Being a vegetarian, or God forbid, a vegan, and a lover of Mexican food can really suck. In San Francisco you’ll be hard-pressed to find a taqueria where you can dine without your hair and clothing becoming saturated with aromatic meat grease from sizzling carne asada. And though a lot of places say they don’t use lard in their refried beans, can you really trust them?

Judging from its packed tables and glowing Yelp reviews, Gracias Madre, a vegan and organic Mexican food restaurant, is a bonanza for a generous chunk of the population. Located in the Mission District, right on taqueria-dense Mission Street, it makes its “cheese” out of soaked, ground cashew nuts, and substitutes things like mushrooms and butternut squash for meat. Its vegetables come from local farms.

The restaurant was opened last December by the same people who run a string of New Age–y vegan restaurants called Café Gratitude, the very name of which inspires a reaction of severe discomfort for many. At these restaurants, each dish is named after an affirmation, so you’re tricked into blessing yourself when ordering (e.g., I Am Festive).

Luckily Gracias Madre doesn’t have a self-empowerment component, but you are required to sit at communal tables, which seemed to make the chaotic service even more confused. Half of our order landed before the people beside us, who breathed over it and moved it around confusedly with their forks for a good 10 minutes before our extremely sweet and chipper server clued into the mistake and made moves to fix it.

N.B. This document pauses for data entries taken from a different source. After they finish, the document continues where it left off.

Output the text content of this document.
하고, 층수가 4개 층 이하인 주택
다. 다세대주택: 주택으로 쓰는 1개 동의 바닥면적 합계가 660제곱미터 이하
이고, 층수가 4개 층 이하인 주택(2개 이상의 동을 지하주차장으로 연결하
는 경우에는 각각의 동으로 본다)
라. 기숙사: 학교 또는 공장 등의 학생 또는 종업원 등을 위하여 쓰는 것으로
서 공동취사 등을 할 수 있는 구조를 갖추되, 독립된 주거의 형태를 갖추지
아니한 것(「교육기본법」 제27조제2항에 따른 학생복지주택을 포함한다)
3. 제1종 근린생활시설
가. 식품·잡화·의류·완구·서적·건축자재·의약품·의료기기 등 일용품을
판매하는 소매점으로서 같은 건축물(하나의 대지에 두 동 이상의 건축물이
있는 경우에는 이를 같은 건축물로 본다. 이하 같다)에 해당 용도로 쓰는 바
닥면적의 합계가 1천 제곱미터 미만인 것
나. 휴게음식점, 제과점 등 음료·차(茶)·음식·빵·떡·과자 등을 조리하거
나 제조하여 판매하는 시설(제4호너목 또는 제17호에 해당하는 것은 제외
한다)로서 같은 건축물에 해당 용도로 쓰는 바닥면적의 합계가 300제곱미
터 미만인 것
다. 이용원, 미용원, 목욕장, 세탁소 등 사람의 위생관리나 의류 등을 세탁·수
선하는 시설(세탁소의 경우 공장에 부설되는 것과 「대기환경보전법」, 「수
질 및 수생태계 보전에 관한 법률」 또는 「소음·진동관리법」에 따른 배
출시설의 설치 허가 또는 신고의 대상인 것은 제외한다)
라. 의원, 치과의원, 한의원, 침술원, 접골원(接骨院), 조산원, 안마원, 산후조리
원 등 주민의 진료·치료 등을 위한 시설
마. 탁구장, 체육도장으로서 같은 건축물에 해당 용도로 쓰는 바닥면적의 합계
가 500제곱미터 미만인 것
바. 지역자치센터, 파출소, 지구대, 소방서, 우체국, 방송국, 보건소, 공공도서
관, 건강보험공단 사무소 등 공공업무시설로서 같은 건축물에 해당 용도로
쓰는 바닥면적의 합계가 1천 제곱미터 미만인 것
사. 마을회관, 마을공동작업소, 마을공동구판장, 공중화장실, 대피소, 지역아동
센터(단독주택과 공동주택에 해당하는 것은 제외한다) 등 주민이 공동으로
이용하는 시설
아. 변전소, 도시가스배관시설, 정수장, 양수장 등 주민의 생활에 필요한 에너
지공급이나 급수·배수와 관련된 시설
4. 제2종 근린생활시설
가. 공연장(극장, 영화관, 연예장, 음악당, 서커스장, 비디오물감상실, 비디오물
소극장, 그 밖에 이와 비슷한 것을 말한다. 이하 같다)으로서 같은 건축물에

A lot of effort and artistry went into the décor of Gracias Madre: a gorgeous wrought iron entrance gate with a corn design, nice hardwood floors, a gracious haciendalike interior with robin’s-egg-blue walls. The food, however, had the ho-hum feel of an adequately cooked veggie weeknight meal at home. Mushroom-mole enchiladas had a one-dimensional sweet mole sauce and a strange open-faced construction where the mushroom filling sat on top of the tortilla, rather than being rolled inside. Accompanying sautéed kale with pepitas was fine and healthy but nothing special. Nopales cactus with cashew crema, rice, and beans was a wash of pleasant but unexciting mushy saltiness, brightened up by a fun salsa with crunchy cucumber chunks and some toothsome, handmade corn tortillas.

The standouts of the meal were the elote (nicely charred barbecued corn on the cob rubbed with garlic, chipotle crema, and cilantro), and the horchata (cinnamon-laced homemade rice milk that tasted like rice pudding in a glass). It is nice to know that you’re eating locally sourced vegetables, and that they were farmed organically. But I generally don’t eat out just for the benefit of my conscience. I personally know some good people who swear by Gracias Madre. They are vegans. Enough said.